Thursday, May 28, 2015

Camaraderie, Concern and Mateship

One of the lasting impressions of my recent trip down under were the RSLs. The 'Returned & Services League' was formed 'as a direct result of the camaraderie, concern and mateship shown by the "Diggers" for the welfare of their mates during and after the 1914-1918 War.' For an outsider coming in now, it is a network of pretty awesome third places. If you live close by, you have to be a member to come in. Otherwise you have to sign in as a guest. My introduction was when I was looking for a place to watch the thing of which we do not speak. Aus only became a federation in 1901 and so the First World War was very much a part of their nation building. I was also there for Anzac day where they marched, finishing up at the RSL.

The Anzac Day march finishing at the RSL

Aussie & Kiwi soldiers were known as Diggers

As a separate thing, I have been reading 'The Fall of the Ottomans' to try get an understanding of the background to the Middle East chaos. Interestingly it turns out to be written by someone who was going to Gallipoli along with three generations 'lest we forget'. In walking to the site where his young great uncle had lost his life, Eugene Rogan stumbled across the memorial to Turkish soldiers.

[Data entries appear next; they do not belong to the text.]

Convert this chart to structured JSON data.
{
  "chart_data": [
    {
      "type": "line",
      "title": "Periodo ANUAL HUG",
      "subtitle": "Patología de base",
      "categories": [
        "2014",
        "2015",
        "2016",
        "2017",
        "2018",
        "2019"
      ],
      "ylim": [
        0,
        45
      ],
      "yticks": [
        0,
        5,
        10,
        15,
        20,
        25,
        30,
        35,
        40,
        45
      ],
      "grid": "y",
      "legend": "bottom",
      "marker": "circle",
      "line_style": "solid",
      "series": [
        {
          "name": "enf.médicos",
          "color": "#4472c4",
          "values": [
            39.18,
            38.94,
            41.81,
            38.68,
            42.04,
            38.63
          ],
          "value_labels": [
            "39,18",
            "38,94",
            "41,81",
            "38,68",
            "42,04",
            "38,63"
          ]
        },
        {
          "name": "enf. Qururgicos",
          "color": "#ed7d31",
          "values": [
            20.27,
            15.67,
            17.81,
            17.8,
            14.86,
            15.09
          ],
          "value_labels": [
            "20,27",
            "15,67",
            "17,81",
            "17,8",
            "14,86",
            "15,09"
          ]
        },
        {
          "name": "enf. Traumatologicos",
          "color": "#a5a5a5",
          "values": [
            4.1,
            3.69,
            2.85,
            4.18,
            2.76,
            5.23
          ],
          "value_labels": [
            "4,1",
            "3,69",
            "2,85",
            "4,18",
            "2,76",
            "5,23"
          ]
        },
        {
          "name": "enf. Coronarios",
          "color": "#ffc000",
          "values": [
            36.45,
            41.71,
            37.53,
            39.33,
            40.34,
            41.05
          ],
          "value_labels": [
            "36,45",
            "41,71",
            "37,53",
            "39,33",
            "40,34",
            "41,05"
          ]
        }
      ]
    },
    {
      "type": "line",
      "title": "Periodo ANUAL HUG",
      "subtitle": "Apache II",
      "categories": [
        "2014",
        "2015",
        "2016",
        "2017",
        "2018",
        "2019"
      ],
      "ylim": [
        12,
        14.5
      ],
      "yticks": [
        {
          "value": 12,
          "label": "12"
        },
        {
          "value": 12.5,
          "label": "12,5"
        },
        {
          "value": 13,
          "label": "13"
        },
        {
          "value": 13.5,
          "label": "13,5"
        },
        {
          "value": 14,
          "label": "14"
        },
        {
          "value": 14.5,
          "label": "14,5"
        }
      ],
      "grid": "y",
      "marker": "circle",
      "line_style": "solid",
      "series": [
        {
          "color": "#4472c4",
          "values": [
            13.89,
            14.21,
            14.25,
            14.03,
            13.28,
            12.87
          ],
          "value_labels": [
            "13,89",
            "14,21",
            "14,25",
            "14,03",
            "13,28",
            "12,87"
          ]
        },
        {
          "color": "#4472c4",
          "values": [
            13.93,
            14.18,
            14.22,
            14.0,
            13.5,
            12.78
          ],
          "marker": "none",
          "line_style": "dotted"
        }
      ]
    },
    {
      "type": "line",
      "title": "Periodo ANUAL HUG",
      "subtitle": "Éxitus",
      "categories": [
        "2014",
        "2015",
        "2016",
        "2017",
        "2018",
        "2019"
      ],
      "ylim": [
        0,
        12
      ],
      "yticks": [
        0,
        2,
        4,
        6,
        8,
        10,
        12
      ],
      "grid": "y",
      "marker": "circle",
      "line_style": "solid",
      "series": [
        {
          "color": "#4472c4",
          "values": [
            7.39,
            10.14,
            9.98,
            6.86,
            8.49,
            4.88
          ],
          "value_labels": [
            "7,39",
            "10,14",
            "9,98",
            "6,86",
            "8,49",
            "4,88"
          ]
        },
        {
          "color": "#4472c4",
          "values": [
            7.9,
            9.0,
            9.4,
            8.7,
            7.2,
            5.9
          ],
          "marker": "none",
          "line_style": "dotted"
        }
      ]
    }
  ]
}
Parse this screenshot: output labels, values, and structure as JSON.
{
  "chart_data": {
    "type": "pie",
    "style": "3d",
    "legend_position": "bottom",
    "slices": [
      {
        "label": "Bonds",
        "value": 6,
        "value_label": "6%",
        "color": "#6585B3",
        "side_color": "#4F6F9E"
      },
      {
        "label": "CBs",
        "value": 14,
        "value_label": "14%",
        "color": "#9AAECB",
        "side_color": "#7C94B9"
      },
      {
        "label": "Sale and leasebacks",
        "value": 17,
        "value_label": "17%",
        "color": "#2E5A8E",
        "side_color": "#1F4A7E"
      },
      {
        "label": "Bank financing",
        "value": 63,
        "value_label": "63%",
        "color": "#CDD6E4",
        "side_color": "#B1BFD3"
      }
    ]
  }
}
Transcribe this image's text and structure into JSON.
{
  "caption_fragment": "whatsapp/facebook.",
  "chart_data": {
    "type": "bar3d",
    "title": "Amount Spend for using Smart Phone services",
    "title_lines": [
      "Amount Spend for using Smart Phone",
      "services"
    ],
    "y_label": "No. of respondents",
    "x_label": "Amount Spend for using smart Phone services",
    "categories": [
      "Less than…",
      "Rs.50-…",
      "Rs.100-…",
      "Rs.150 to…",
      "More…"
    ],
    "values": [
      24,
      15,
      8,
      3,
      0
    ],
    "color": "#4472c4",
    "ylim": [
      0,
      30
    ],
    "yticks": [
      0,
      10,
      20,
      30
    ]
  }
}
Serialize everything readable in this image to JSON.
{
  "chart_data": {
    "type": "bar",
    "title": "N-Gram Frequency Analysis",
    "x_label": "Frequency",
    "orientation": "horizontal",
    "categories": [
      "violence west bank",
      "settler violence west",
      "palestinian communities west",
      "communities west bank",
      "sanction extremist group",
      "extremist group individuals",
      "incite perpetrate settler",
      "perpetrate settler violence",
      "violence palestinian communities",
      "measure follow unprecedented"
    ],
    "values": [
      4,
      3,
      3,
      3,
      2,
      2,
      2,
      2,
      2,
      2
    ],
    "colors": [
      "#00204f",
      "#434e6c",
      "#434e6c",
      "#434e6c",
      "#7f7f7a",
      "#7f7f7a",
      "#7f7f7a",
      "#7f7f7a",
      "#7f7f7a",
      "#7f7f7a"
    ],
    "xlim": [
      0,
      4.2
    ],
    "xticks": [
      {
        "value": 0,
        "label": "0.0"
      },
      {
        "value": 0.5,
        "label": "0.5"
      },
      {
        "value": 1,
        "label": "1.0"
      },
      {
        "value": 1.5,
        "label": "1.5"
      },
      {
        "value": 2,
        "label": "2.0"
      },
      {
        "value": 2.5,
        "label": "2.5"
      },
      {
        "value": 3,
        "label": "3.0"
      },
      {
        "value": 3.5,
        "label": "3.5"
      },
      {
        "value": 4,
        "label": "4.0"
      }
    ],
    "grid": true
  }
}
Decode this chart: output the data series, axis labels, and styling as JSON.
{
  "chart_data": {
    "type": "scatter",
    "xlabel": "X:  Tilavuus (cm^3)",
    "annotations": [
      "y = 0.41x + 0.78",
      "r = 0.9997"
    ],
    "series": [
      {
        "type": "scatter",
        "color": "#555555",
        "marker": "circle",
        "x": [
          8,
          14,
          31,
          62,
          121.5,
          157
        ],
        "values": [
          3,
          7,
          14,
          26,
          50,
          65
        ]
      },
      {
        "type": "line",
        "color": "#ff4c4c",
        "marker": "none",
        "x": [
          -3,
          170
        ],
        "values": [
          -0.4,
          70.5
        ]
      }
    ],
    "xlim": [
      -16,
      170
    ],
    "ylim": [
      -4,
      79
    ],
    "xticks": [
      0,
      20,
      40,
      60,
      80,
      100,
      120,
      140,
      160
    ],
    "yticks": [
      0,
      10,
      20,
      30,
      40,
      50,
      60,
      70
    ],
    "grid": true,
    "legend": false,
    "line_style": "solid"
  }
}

The tremendous loss of life on the other side, not often spoken of, lead him to try and understand what had happened on the other side.


I am a third of the way through the book and it is very 'Game of Thrones'y. It also makes the history that I did at school a little more relevant. We studied World (mainly the wars) and South African history, but you know what it is like at school. 'Mam, why does this matter?'. 'Sir, when am I ever going to need to know this?'. The challenge for teachers is creating context. With the recent Independence Referendum in Scotland, it suddenly becomes meaningful to see that the same vote in South Africa was only in 1960 and was only a 52% Yes result. My parents were then roughly the same age as I was when the new South Africa was born. The South African Republic was an independent country from 1852-1902. 50 years. Even the Zulu Empire had only started forming 1816-1828, not long before that. South Africa was a Union from 1910-1960. Just 50 years. It was a white only voting republic till 1994. Just 34 years. The new South Africa is just 21 years old. All this stuff changes very quickly and borders seem very random.

Another part of 'The Fall of the Ottomans' that was interesting was just how keen everyone was to get involved in the First World War. Many Aussies and Kiwis had 'helped out' in winning the Second Boer War for Britain. That war wasn't fought in trenches. It was won through the invention of concentration camps and the scorched earth policy of burning farms to stop the successful guerilla tactics of the First Boer War. So many Anzacs had heard tales of adventures to Africa with more Brits dying from disease than in battle. They weren't expecting the brutality of vast loss of life with industrialised warfare. They just wanted to see the world.

Although formed on the back of a war, the idea of 'Third Places' being the source of camaraderie, concern and mateship seems a very appealing model. Borders are random. Friendships are not.